# 'No local experience' - Is this a deal breaker when trying to find work in Australia?



## funkyzoom (Nov 21, 2014)

So, online forums are filled with posts by new immigrants to Australia, who seem to be struggling to find jobs for more than 6 months in spite of their skills, because they are being constantly rejected by employers for having 'no local experience'. There are also a lot of blogs and articles describing how bad this problem actually is. 

I never realized this is such a huge problem, since we are granted a skilled migration Visa only after we have been thoroughly assessed. The problem seems to be several times worse in the case of saturated professions (such as software engineer).Unfortunately, I happen to be a software developer as well. 

As of now, I have only completed the first step of being assessed by ACS (got a positive report). My IELTS exam has been booked for December 6th. If this ' no local experience' is indeed such a deal breaker, I would like to reconsider my decision to migrate to Australia, and probably drop the plan. I can't obtain local experience unless someone hires me, for heaven's sake. And if I am to constantly get rejected for the sole reason of not having local experience, it doesn't serve the purpose at all. I'm much better off staying where I am, if that's the current scenario in Australia. 

I'm confident of actually clearing interviews because I have pretty decent skills, but it seems like Australian immigrants with 'no local experience' aren't even getting interview calls. I wouldn't want to find myself in a situation where I have to stay in Australia for several months without a job, spending form my savings, and finally having to come back due to this ridiculous 'no local experience' rule which seem to be omnipresent across Australian employers.


----------



## chicken999 (May 2, 2013)

I think you've got to at least expect a few months of unemployment when u come. It's not an easy job market for even the locals with hundreds applying for each job. The best way to get a job is through a personal contact thus jumping the queue. My husband had to take a job as a storeman though he had no experience in that area and we were grateful to get that, though a year later it's still only part time


----------



## Nag (Jan 11, 2013)

even if u have local experience.. its difficult mostly.
the job scenarist has changed a lot since 5 years. also most software jobs are being downsized due to high manpower cost. they better opting for outsourcing.
my friend who born and brought-up here struggled to get a job.
i am here for last 1.5 years without job. all my money saved for last 20 years was consumed in 1 year or so.
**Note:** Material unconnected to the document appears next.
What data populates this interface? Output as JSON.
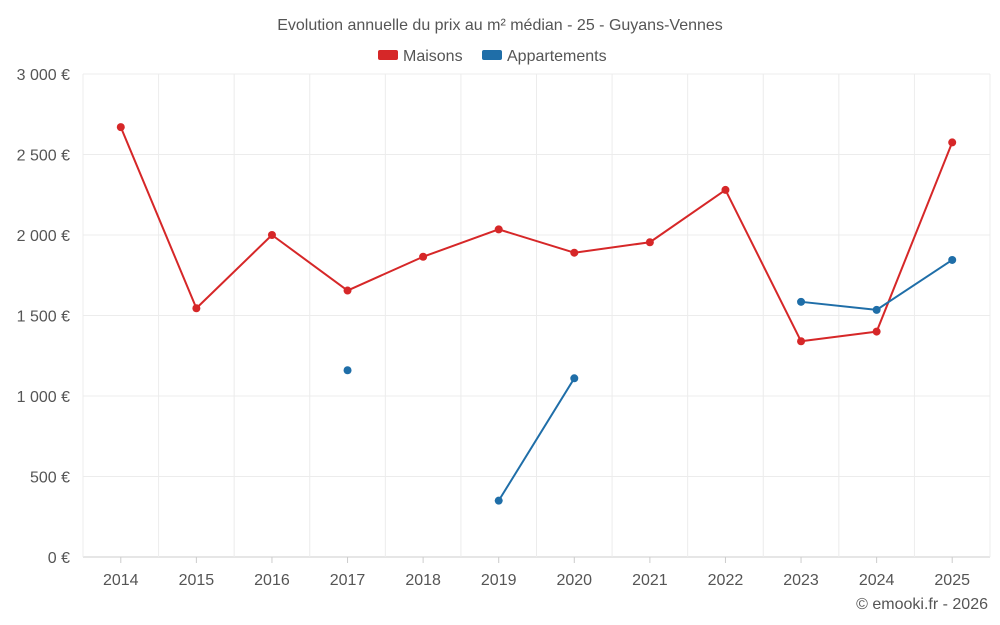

not all bad scene. may be if u are ok with some odd jobs. then get ready.
for casual jobs. etc as of now.


----------



## Mish (Jan 13, 2013)

As chicken999 said it is not an easy job market at the moment even for Australian citizens.

Honestly, it surprises me that DIBP hasn't put a hold on the skilled visa'a considering what the job market is at the moment.

I don't work in IT but I have heard that the IT job market is not good at the moment.

Alot also depends on where you are planning on living. Capital cities are better than small towns.

Alot also depends on the luck of the draw really, but it is true that they do prefer people with local skills. However, there are some employers for them they will not worry about that. It all depends on what the employer is looking for.

Just be prepared to bring enough money to last months and be willing to do any form of job until you get a permanent full time job.


----------



## Nag (Jan 11, 2013)

All said and done. everyone says true to their experience. when i came here first time 10 years back i just applied to a job (Perth) and next day i called the consultant. He asked me to come for interview next day. Unfortunately, or as per my plan, i was about to go back to my country. 

But now a days if you apply for freshly advertised job, thinking that you applied immediately, but the fact is that already 100s if not 1000s of people already applied to the post. and if u call the consultant, the reception itself would answer your call and do not put through the concerned recruiter to talk to. 

my wife applied to 100s (IT jobs as she has experience and also many petty jobs too), if not more, jobs not even a single was successful just even for interview or at least recruiter has asked further information. u can no way able to contact the proper recruiter.
i am saying with experience as on date. many ifs and buts will be there.


----------



## Mish (Jan 13, 2013)

I definitely agree Nag. 5 years ago you could go directly to a recruitment agency register and then maybe a week later they would have job. Now you can't do that they tell you to apply for jobs online.

Very few jobs you can contact the employer directly. My husband applied for one job that had 500 applications in a day!

As soon as they get the first job it is easier after that .


----------



## Evolve Migration Aus (Nov 16, 2014)

As everyone has already stated, you will be entering a difficult job market especially when most of the technical roles are outsourced. I used to work for IBM and in every service delivery team you will find a team leader who is based in Australia while the rest of the team are remote. If you have a speciality in a particular software language then you might be able to find contractor roles i.e. not permanent ongoing job maybe for 6 months a project. Best to do a search on the local job sites to see what skills are in demand. It's not the local experience that is the problem - the problem is that a lot of experienced people have been made redundant in the past few years so there might be an oversupply of skilled workers. The recruiters have access to a pool of equally qualified candidates to choose from.


----------